Assignment 2: Similar Items, Data Streams,

PageRank

Formative, Weight (10%), Learning objectives (1, 2, 3),

Abstraction (4), Design (4), Communication (4), Data (5), Programming (5)

Due date: 11 : 59 pm, 30 April, 2021

1 Overview

This assignment should be done in groups consisting of TWO students. Please

use A2-groups on MyUni to organise yourselves into groups. The group members

can be the same as assignment 1 or can be different; you MUST organise

a group in A2-groups regardless. If you have problems/questions regarding

grouping or require assistance.

2 Assignment

Exercise 1 S-curve (exercise 3.4.1 in Leskovec, Rajaraman and Ullman) (5+5+5

points)

Evaluate the S-curve 1 ? (1 ? s

r

)

b

for s = 0.1, 0.2, ....0.9, for the following

values of r and b;

1. r=3 and b=10.

2. r=6 and b=20.

3. r=5 and b=50.

Exercise 2 Filtering Streams (similar to Exercises of 4.3 in Leskovec, Rajaraman

and Ullman) (8 + 8 points)

1. For the situation of our running example of Section 4.3.1 with changed

conditions (10 billion bits, 2 billion members of the set S), calculate the

1

COMP SCI 3306, COMP SCI 7306 Mining Big Data Semester 1, 2021

false-positive rate when using three hash functions. Do the same for four

hash functions.

2. As a function of n, the number of bits and m the number of members

in the set S, what number of hash functions minimizes the false-positive

rate?

Exercise 3 PageRank (22+13 points)

1. Implement the PageRank Algorithm as discussed in Section 5.1 and 5.2

(Leskovec, Rajaraman and Ullman) in JAVA, Python or C++. Your implementation

should make use of the improvements regarding efficiency

and the methods of dealing with dead-ends and spider traps. There are

several PageRank implementations available on the web. You have to do

your own implementation without using any code from other sources.

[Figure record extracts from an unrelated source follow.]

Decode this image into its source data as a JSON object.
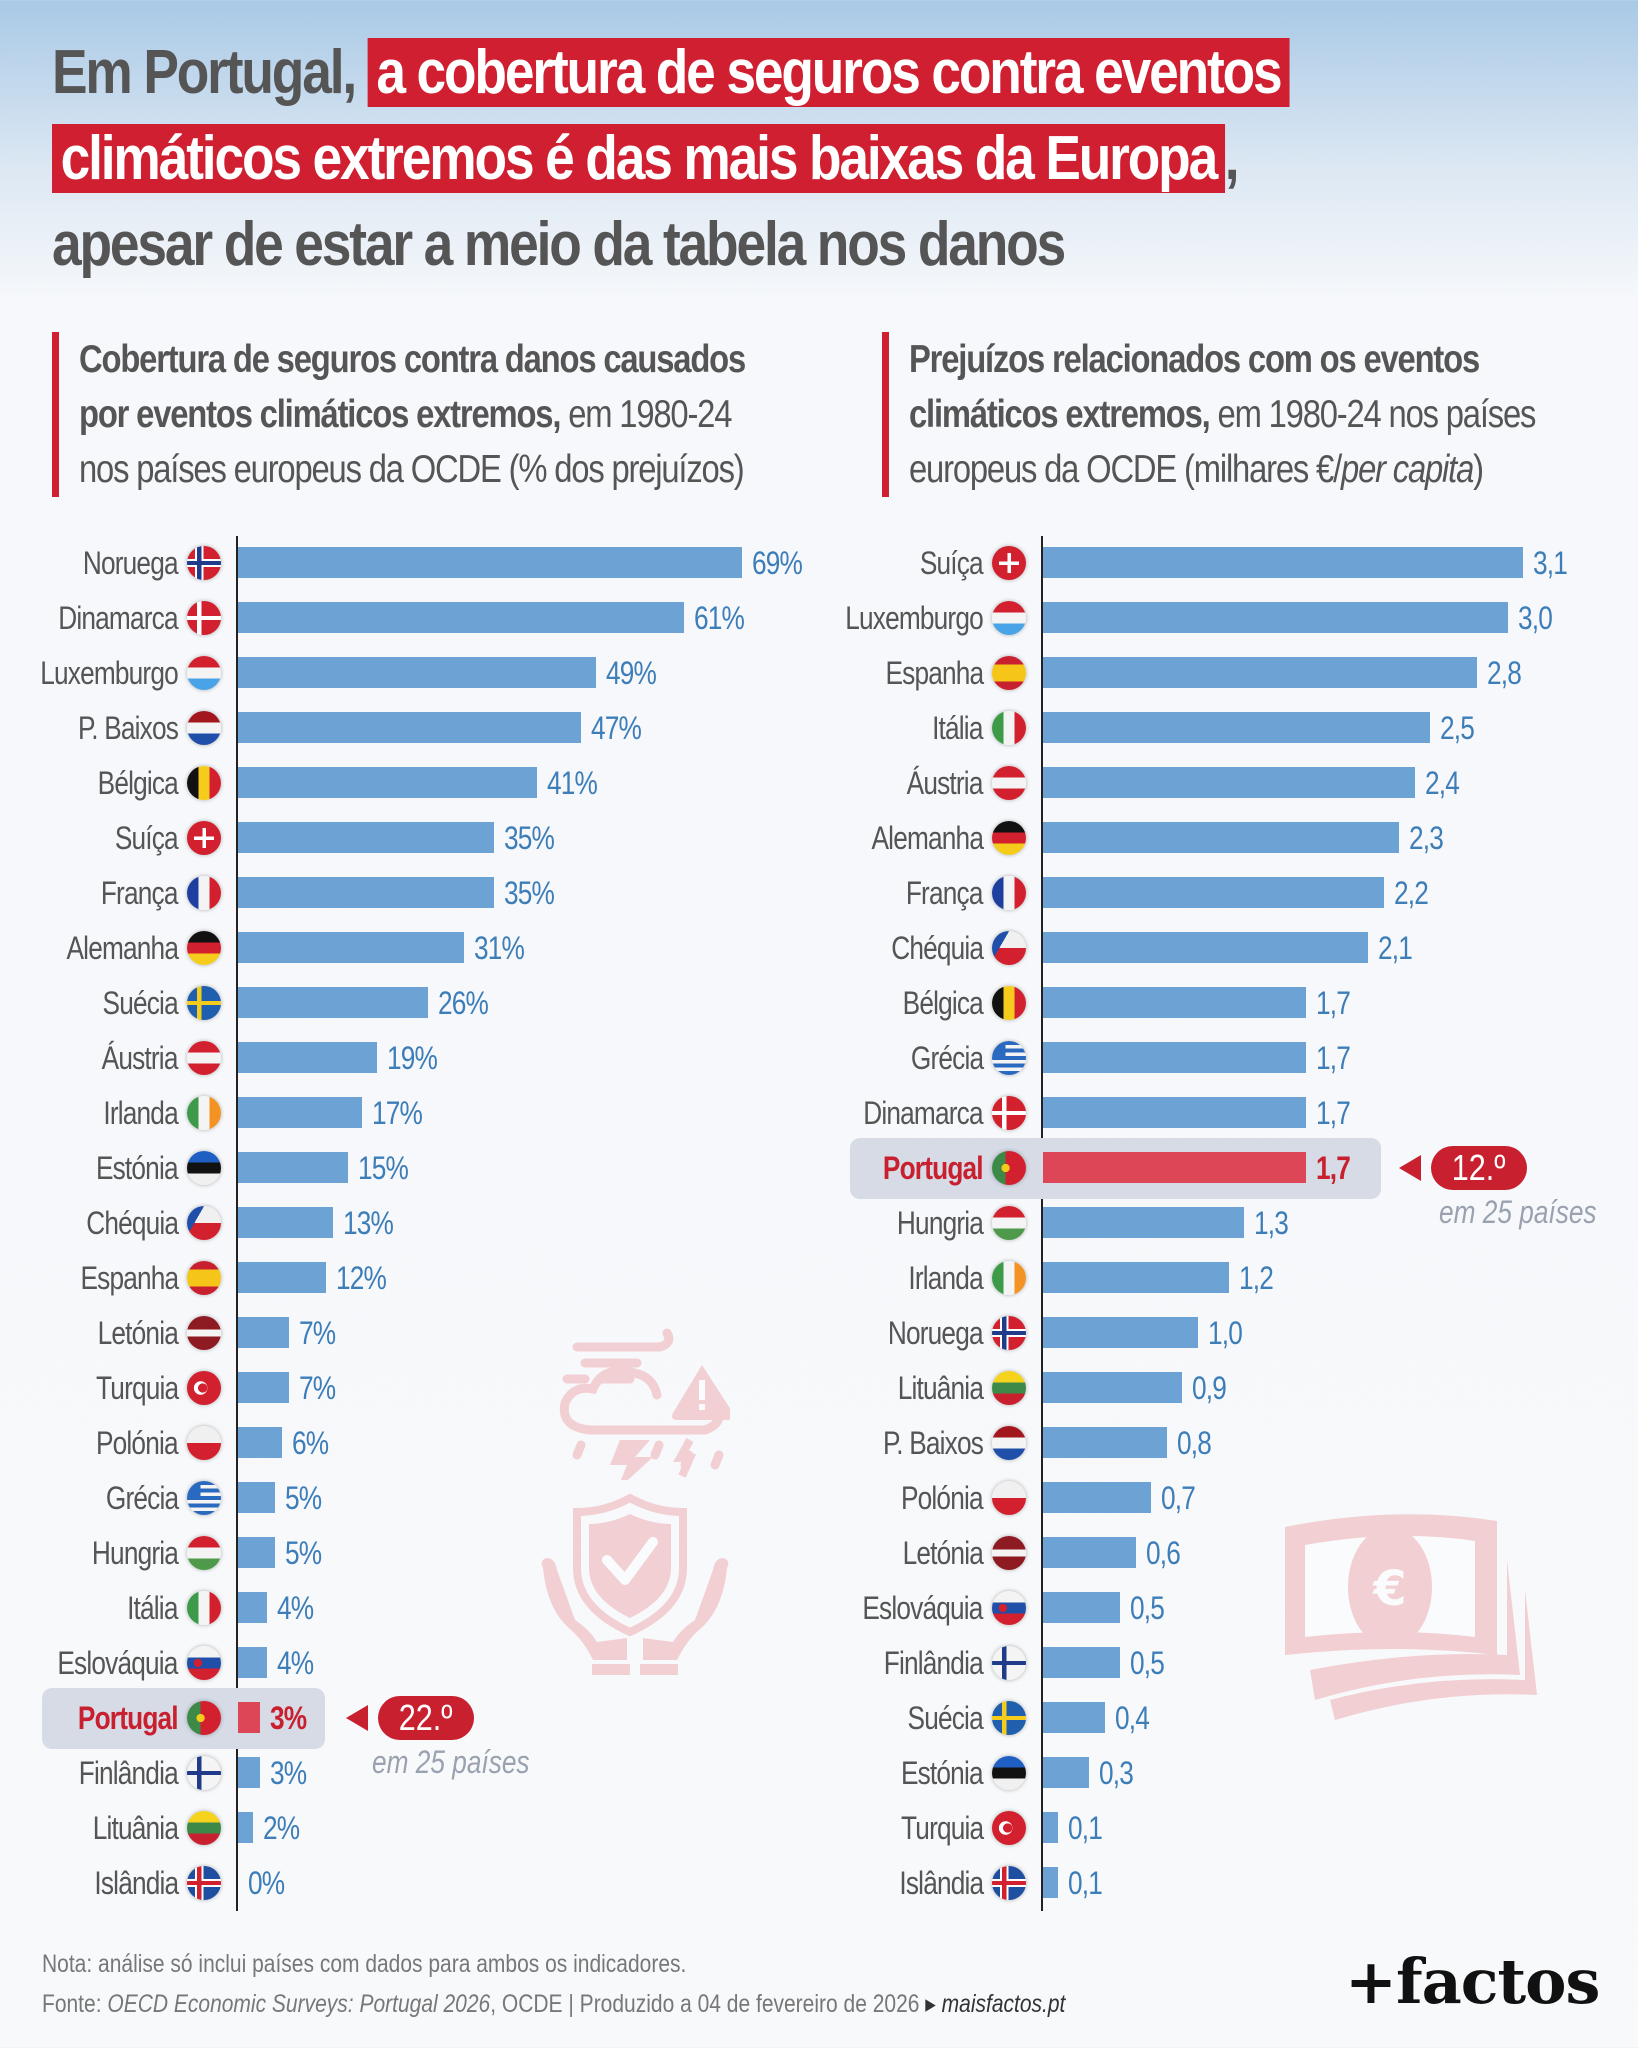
{
  "headline": {
    "line1_gray": "Em Portugal,",
    "line1_red": "a cobertura de seguros contra eventos",
    "line2_red": "climáticos extremos é das mais baixas da Europa",
    "line2_tail": ",",
    "line3": "apesar de estar a meio da tabela nos danos"
  },
  "left_subtitle": {
    "bold": "Cobertura de seguros contra danos causados por eventos climáticos extremos,",
    "line1": "Cobertura de seguros contra danos causados",
    "line2_bold": "por eventos climáticos extremos,",
    "line2_rest": " em 1980-24",
    "line3": "nos países europeus da OCDE (% dos prejuízos)"
  },
  "right_subtitle": {
    "line1": "Prejuízos relacionados com os eventos",
    "line2_bold": "climáticos extremos,",
    "line2_rest": " em 1980-24 nos países",
    "line3_a": "europeus da OCDE (milhares €/",
    "line3_italic": "per capita",
    "line3_b": ")"
  },
  "colors": {
    "bar": "#6ca3d4",
    "highlight_bar": "#dc4656",
    "accent_red": "#c8202f",
    "value_text": "#3d7db8",
    "highlight_bg": "#d6dbe6"
  },
  "chart_data": [
    {
      "type": "bar",
      "orientation": "horizontal",
      "title": "Cobertura de seguros contra danos causados por eventos climáticos extremos, em 1980-24 nos países europeus da OCDE (% dos prejuízos)",
      "xlabel": "",
      "ylabel": "",
      "unit": "%",
      "xlim": [
        0,
        69
      ],
      "grid": false,
      "highlight": "Portugal",
      "categories": [
        "Noruega",
        "Dinamarca",
        "Luxemburgo",
        "P. Baixos",
        "Bélgica",
        "Suíça",
        "França",
        "Alemanha",
        "Suécia",
        "Áustria",
        "Irlanda",
        "Estónia",
        "Chéquia",
        "Espanha",
        "Letónia",
        "Turquia",
        "Polónia",
        "Grécia",
        "Hungria",
        "Itália",
        "Eslováquia",
        "Portugal",
        "Finlândia",
        "Lituânia",
        "Islândia"
      ],
      "values": [
        69,
        61,
        49,
        47,
        41,
        35,
        35,
        31,
        26,
        19,
        17,
        15,
        13,
        12,
        7,
        7,
        6,
        5,
        5,
        4,
        4,
        3,
        3,
        2,
        0
      ],
      "labels": [
        "69%",
        "61%",
        "49%",
        "47%",
        "41%",
        "35%",
        "35%",
        "31%",
        "26%",
        "19%",
        "17%",
        "15%",
        "13%",
        "12%",
        "7%",
        "7%",
        "6%",
        "5%",
        "5%",
        "4%",
        "4%",
        "3%",
        "3%",
        "2%",
        "0%"
      ],
      "flags": [
        "no",
        "dk",
        "lu",
        "nl",
        "be",
        "ch",
        "fr",
        "de",
        "se",
        "at",
        "ie",
        "ee",
        "cz",
        "es",
        "lv",
        "tr",
        "pl",
        "gr",
        "hu",
        "it",
        "sk",
        "pt",
        "fi",
        "lt",
        "is"
      ],
      "annotation": {
        "rank": "22.º",
        "note": "em 25 países"
      }
    },
    {
      "type": "bar",
      "orientation": "horizontal",
      "title": "Prejuízos relacionados com os eventos climáticos extremos, em 1980-24 nos países europeus da OCDE (milhares €/per capita)",
      "xlabel": "",
      "ylabel": "",
      "unit": "milhares €/per capita",
      "xlim": [
        0,
        3.1
      ],
      "grid": false,
      "highlight": "Portugal",
      "categories": [
        "Suíça",
        "Luxemburgo",
        "Espanha",
        "Itália",
        "Áustria",
        "Alemanha",
        "França",
        "Chéquia",
        "Bélgica",
        "Grécia",
        "Dinamarca",
        "Portugal",
        "Hungria",
        "Irlanda",
        "Noruega",
        "Lituânia",
        "P. Baixos",
        "Polónia",
        "Letónia",
        "Eslováquia",
        "Finlândia",
        "Suécia",
        "Estónia",
        "Turquia",
        "Islândia"
      ],
      "values": [
        3.1,
        3.0,
        2.8,
        2.5,
        2.4,
        2.3,
        2.2,
        2.1,
        1.7,
        1.7,
        1.7,
        1.7,
        1.3,
        1.2,
        1.0,
        0.9,
        0.8,
        0.7,
        0.6,
        0.5,
        0.5,
        0.4,
        0.3,
        0.1,
        0.1
      ],
      "labels": [
        "3,1",
        "3,0",
        "2,8",
        "2,5",
        "2,4",
        "2,3",
        "2,2",
        "2,1",
        "1,7",
        "1,7",
        "1,7",
        "1,7",
        "1,3",
        "1,2",
        "1,0",
        "0,9",
        "0,8",
        "0,7",
        "0,6",
        "0,5",
        "0,5",
        "0,4",
        "0,3",
        "0,1",
        "0,1"
      ],
      "flags": [
        "ch",
        "lu",
        "es",
        "it",
        "at",
        "de",
        "fr",
        "cz",
        "be",
        "gr",
        "dk",
        "pt",
        "hu",
        "ie",
        "no",
        "lt",
        "nl",
        "pl",
        "lv",
        "sk",
        "fi",
        "se",
        "ee",
        "tr",
        "is"
      ],
      "annotation": {
        "rank": "12.º",
        "note": "em 25 países"
      }
    }
  ],
  "footer": {
    "note": "Nota: análise só inclui países com dados para ambos os indicadores.",
    "source_prefix": "Fonte: ",
    "source_italic": "OECD Economic Surveys: Portugal 2026",
    "source_rest": ", OCDE | Produzido a 04 de fevereiro de 2026 ",
    "arrow": "▸",
    "site": "maisfactos.pt"
  },
  "logo": "+factos",
  "icons": {
    "left_decoration": [
      "storm-warning-icon",
      "shield-hands-icon"
    ],
    "right_decoration": "euro-banknotes-icon"
  }
}
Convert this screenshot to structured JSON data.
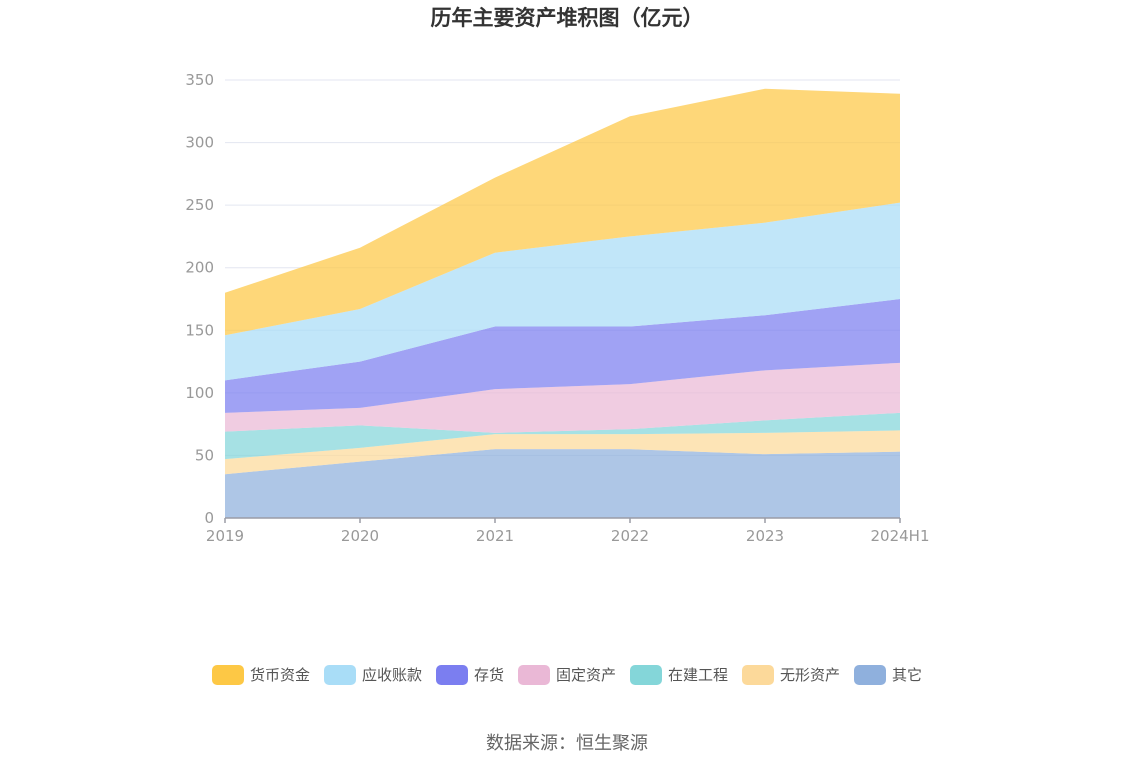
{
  "title": "历年主要资产堆积图（亿元）",
  "source": "数据来源：恒生聚源",
  "chart_data": {
    "type": "area",
    "stacked": true,
    "categories": [
      "2019",
      "2020",
      "2021",
      "2022",
      "2023",
      "2024H1"
    ],
    "ylim": [
      0,
      350
    ],
    "yticks": [
      0,
      50,
      100,
      150,
      200,
      250,
      300,
      350
    ],
    "grid": true,
    "legend_position": "bottom",
    "series": [
      {
        "name": "其它",
        "color": "#8fb0dd",
        "values": [
          35,
          45,
          55,
          55,
          51,
          53
        ]
      },
      {
        "name": "无形资产",
        "color": "#fcd99a",
        "values": [
          12,
          11,
          12,
          12,
          17,
          17
        ]
      },
      {
        "name": "在建工程",
        "color": "#84d6d9",
        "values": [
          22,
          18,
          1,
          4,
          10,
          14
        ]
      },
      {
        "name": "固定资产",
        "color": "#eab8d6",
        "values": [
          15,
          14,
          35,
          36,
          40,
          40
        ]
      },
      {
        "name": "存货",
        "color": "#7b7ef0",
        "values": [
          26,
          37,
          50,
          46,
          44,
          51
        ]
      },
      {
        "name": "应收账款",
        "color": "#a9ddf7",
        "values": [
          36,
          42,
          59,
          72,
          74,
          77
        ]
      },
      {
        "name": "货币资金",
        "color": "#fdc845",
        "values": [
          34,
          49,
          60,
          96,
          107,
          87
        ]
      }
    ],
    "legend_order": [
      "货币资金",
      "应收账款",
      "存货",
      "固定资产",
      "在建工程",
      "无形资产",
      "其它"
    ]
  }
}
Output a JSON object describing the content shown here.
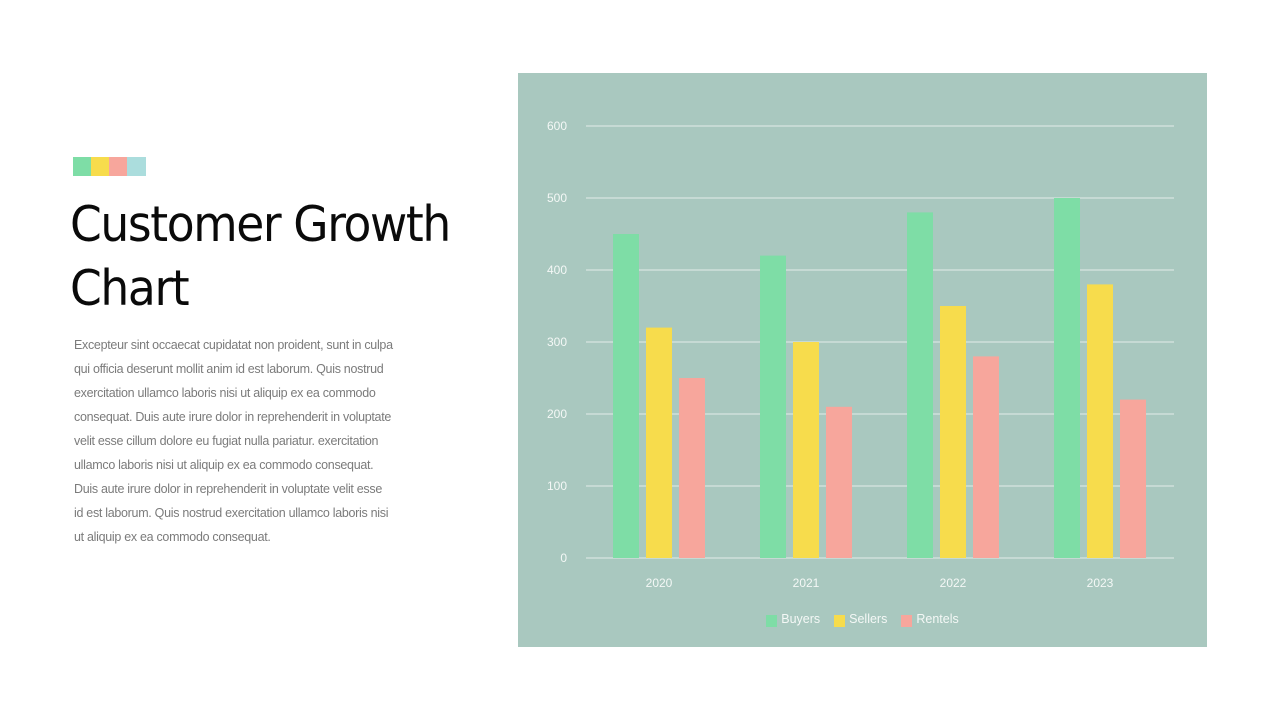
{
  "slide": {
    "swatch_colors": [
      "#7edda6",
      "#f7dc4c",
      "#f7a69c",
      "#abdddd"
    ],
    "title_line1": "Customer Growth",
    "title_line2": "Chart",
    "body_lines": [
      "Excepteur sint occaecat cupidatat non proident, sunt in culpa",
      "qui officia  deserunt mollit anim id est laborum. Quis nostrud",
      "exercitation ullamco laboris nisi ut aliquip ex ea commodo",
      "consequat. Duis aute irure dolor in reprehenderit in voluptate",
      "velit esse cillum dolore eu fugiat nulla  pariatur. exercitation",
      "ullamco laboris nisi ut aliquip ex ea commodo consequat.",
      "Duis aute irure dolor in reprehenderit in voluptate velit esse",
      "id est laborum. Quis nostrud exercitation ullamco laboris nisi",
      "ut aliquip ex ea commodo consequat."
    ]
  },
  "colors": {
    "panel_bg": "#a9c8bf",
    "gridline": "#e3ece8",
    "buyers": "#7edda6",
    "sellers": "#f7dc4c",
    "rentels": "#f7a69c"
  },
  "chart_data": {
    "type": "bar",
    "title": "Customer Growth Chart",
    "xlabel": "",
    "ylabel": "",
    "categories": [
      "2020",
      "2021",
      "2022",
      "2023"
    ],
    "series": [
      {
        "name": "Buyers",
        "color": "#7edda6",
        "values": [
          450,
          420,
          480,
          500
        ]
      },
      {
        "name": "Sellers",
        "color": "#f7dc4c",
        "values": [
          320,
          300,
          350,
          380
        ]
      },
      {
        "name": "Rentels",
        "color": "#f7a69c",
        "values": [
          250,
          210,
          280,
          220
        ]
      }
    ],
    "ylim": [
      0,
      600
    ],
    "yticks": [
      0,
      100,
      200,
      300,
      400,
      500,
      600
    ],
    "grid": true,
    "legend_position": "bottom"
  }
}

2. Run your algorithm on the Google Web Graph 2002 available at

http://snap.stanford.edu/data/web-Google.html

and provide a file listing the PageRank for each node. Report separately,

the ordered list of the ten nodes having the largest PageRank

Your approach should be efficient as possible in terms of runtime and memory

requirements.

Exercise 4 Data streams (7 + 7 points)

Follow the scenario 1 and 2 below and answer the related questions regarding

the Flajolet-Martin Algorithm. The hash functions are of the form h(x) = ax+b

mod 32 for some a and b. You should treat the result as a 5-bit binary integer

1. Scenario 1: Suppose a data stream consists of the integers 3, 1, 4, 6, 5, 9.

Determine (a) the maximum tail length for each stream element and (b)

the resulting estimate of the number of distinct elements for the hash

functions in Question 1-3 below.

– Question 1: Hash function: h(x) = (2x + 1) mod 32

– Question 2: Hash function: h(x) = (3x + 7) mod 32

– Question 3: Hash function: h(x) = 4x mod 32

2

COMP SCI 3306, COMP SCI 7306 Mining Big Data Semester 1, 2021

2. Scenario 2: Suppose a data stream consists of the integers 4, 5, 6, 7, 10, 15.

Determine (a) the maximum tail length for each stream element and (b)

the resulting estimate of the number of distinct elements for the hash

functions in Question 4-6 below.

– Question 4: Hash function: h(x) = (6x + 2) mod 32

– Question 5: Hash function: h(x) = (2x + 5) mod 32

– Question 6: Hash function: h(x) = 2x mod 32

Exercise 5 Summary of 3.6 and 3.7 (10 +10 points) (Postgraduate Students

(COMP SCI 7306) only)

For this exercise you have to read Section 3.6 and 3.7 in Leskovec, Rajaraman,

Ullman (third edition, 2020).

1. Summarize the content of 3.6 in your own words (600 words).

2. Summarize the content of 3.7 in your own words (600 words).

3 Procedure for handing in the assignment

Work should be handed in using MyUni. The submission should include:

? PDF file of your solutions for theoretical assignments. The solutions

should contain detailed description of how to obtain the result.

? All source files, all the project files.

? PDF or txt file with descriptions of your implementations to understand

your code.

? Files containing the results of your algorithms on the benchmark sets.

? PDF or txt file of your computation times of the algorithms on benchmark

sets.

? For Exercise 4: input and output files, PDF or txt file with the calculations

used to obtain your answers.

? A README.txt file containing instructions to run the code, the names,

student numbers, and email addresses of the group members.

? The names, student numbers, and email addresses of the group members

3

版权所有：编程辅导网 2020 All Rights Reserved 联系方式：QQ:99515681 电子信箱：99515681@qq.com

免责声明：本站部分内容从网络整理而来，只供参考！如有版权问题可联系本站删除。